Logically, it makes no sense. You can see me and probably make a pretty good guess at what weight I am at. It’s not like I can hide it. I talk openly about weight struggles and weight loss with people I know. I recently got married and paraded around in a dress and posted 100’s of pictures that very obviously show my size.

Would anyone who loves me think any less of me based on a number? I don’t think so.

Yet, I keep playing these games in my head about how to get around it. Like, what if I only write the # of pounds lost every week and keep a grand total of progress only? Or, perhaps I can just talk about changes without a specific weight being given.

While my head goes back and forth, making excuses and bargains, I’m only cheating myself. The longer I try avoid it, the more I am putting off actually making progress. I want to do this right and I want to own it. So here we go…

First thing this morning I weighed 336.8 pounds. There it is. And that is the last time I’ll ever see that figure on the scale. Moving forward, it will be a daily focus to keep that number moving in the right direction.

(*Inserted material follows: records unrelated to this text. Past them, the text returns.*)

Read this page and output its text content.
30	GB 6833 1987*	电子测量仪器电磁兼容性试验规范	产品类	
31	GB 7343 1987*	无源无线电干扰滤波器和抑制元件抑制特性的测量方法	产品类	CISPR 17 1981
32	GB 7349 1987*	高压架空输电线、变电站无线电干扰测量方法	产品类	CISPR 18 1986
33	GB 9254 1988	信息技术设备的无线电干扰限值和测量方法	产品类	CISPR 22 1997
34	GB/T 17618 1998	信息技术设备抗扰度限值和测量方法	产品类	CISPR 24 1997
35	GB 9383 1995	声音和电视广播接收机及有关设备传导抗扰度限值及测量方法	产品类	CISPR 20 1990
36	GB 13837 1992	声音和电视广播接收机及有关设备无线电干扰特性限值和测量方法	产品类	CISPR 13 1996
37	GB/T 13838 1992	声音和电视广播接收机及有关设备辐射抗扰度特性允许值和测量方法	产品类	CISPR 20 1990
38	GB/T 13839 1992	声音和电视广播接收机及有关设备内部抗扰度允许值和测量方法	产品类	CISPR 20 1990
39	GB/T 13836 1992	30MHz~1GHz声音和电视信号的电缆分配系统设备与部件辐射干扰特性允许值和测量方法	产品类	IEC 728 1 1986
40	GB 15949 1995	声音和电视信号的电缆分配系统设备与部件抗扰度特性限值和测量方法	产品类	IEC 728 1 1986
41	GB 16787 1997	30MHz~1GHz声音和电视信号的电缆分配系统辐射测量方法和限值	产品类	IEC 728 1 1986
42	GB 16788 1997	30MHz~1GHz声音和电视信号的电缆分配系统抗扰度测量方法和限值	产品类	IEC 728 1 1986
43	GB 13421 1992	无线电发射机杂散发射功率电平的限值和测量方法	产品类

I am not going to do a long post about the food I’ll eat and the exercise I’ll do, because the main point of this is just to put my starting number out there. So, I’ll just leave it with this three steps and fill in the blanks over the coming months as things get put into place:

  1. Weigh in every Tuesday morning (since today is Tuesday and Day #1) and post the results here on the blog.
  2. Write at least one “rebuilding my body” post on the blog each week
  3. Week One Simple Plan: Eat light, track food, guzzle water, start moving.